I can thank one of my friends for the title of this post. It’s been stuck in my head since she quipped it at me during one of our runs together.
I am taking a 3 month hiatus from employment: I resigned from my job today. I’ll work through the end of the month and then after that…who knows? I’m pretty terrified. I don’t understand what is wrong with me, but in the past three weeks since I have returned to my after school care teaching job my mood has taken a dramatic nosedive.
I should be happy, I should be grateful. I did this last year, and I was fine. It’s a great job: fun, low stress, work with kids. What on earth do I have to complain about? Yet I have consistently been filled with dread at the thought of going to work each day. While I am there I feel deadened and useless. I feel like I can’t do a good job for the kids like I did last year. And when I come home, I am always upset with myself. I feel guilty, ashamed of myself and my feelings of weakness, angry with myself and my attitude and just sad.
For the past week, I’ve been mulling over the thought of taking a break.
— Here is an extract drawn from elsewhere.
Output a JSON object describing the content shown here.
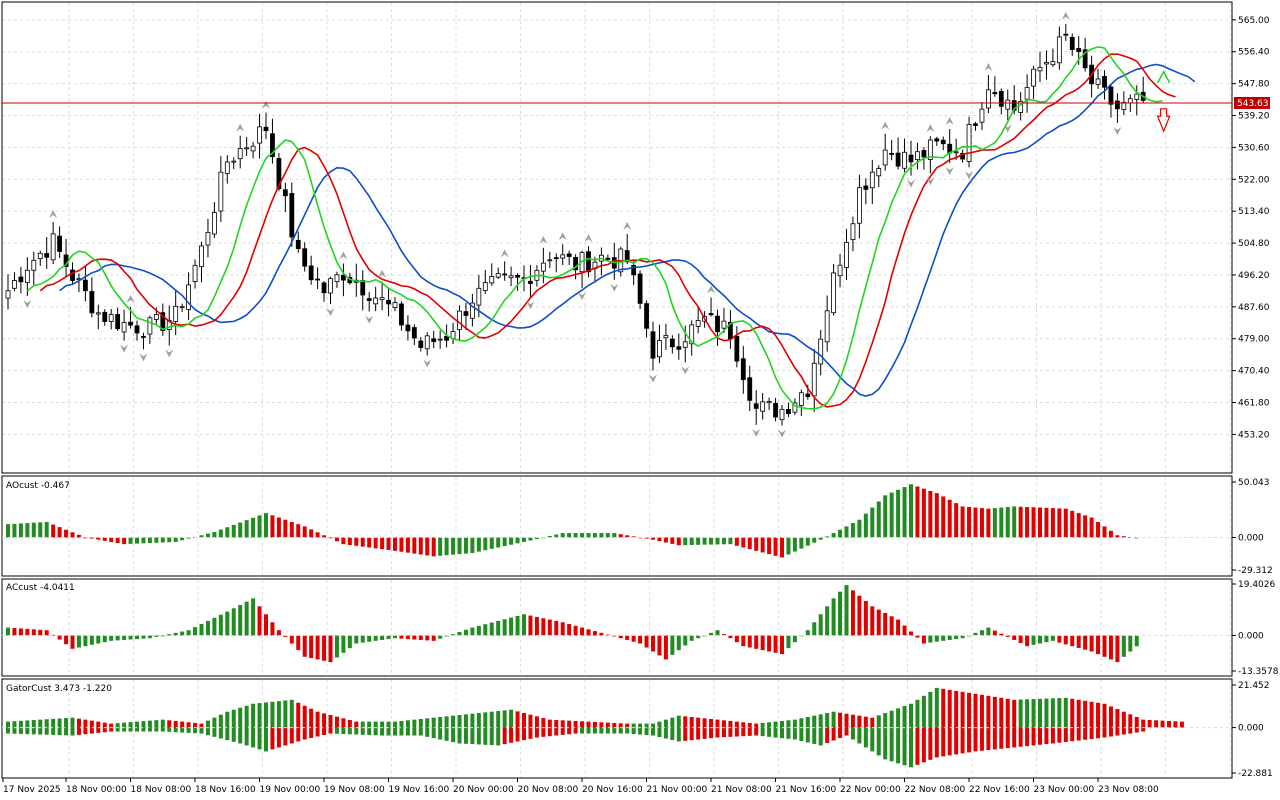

I feel burned out. I worked full-time all summer while simultaneously racking up hours at my internship. I loved doing both, but not having a break and transitioning straight into my school job has been a lot harder than I imagined. I was going to look for a new job anyway when I graduated in December, one that aligns with my ultimate career goals and puts my Bachelor’s degree to good use, so I guess now is as good a time as ever to begin the transition.
For the next three months I’ll concentrate on finishing my undergraduate education and enjoy my last days of being a student while I can. I’ll have a lot more time to devote to my running, I have some big plans for base building and strengthening after the Portland Marathon, and I look forward to having more time to really take care of myself. Lastly, I really want to grow this blog. I want to create a stronger online presence and really focus on putting out quality content centered on health, nutrition, veganism and running.
This decision has felt pretty momentous to me. I am scared of how my parents will react to me quitting my job, I am worried that others in society will see me as a leech who isn’t contributing. I don’t know how I will react to having unstructured free time that I haven’t had in awhile, will I rise up and pursue my goals? Or will I crumble into a mess of drifting days and wallowing thoughts? I am facing a lot of unknown right now and I don’t know how hard it will be to try to get a job again in the future. I’m losing the security blanket that my part time job provided me. It gave me structure and a way to participate in society that was acknowledged by others, but lately it has stopped being something that I felt was mutually beneficial.
I’ve got to trust myself and have faith that I will make it work out. I don’t want to let fear be what keeps me from living a life that I enjoy.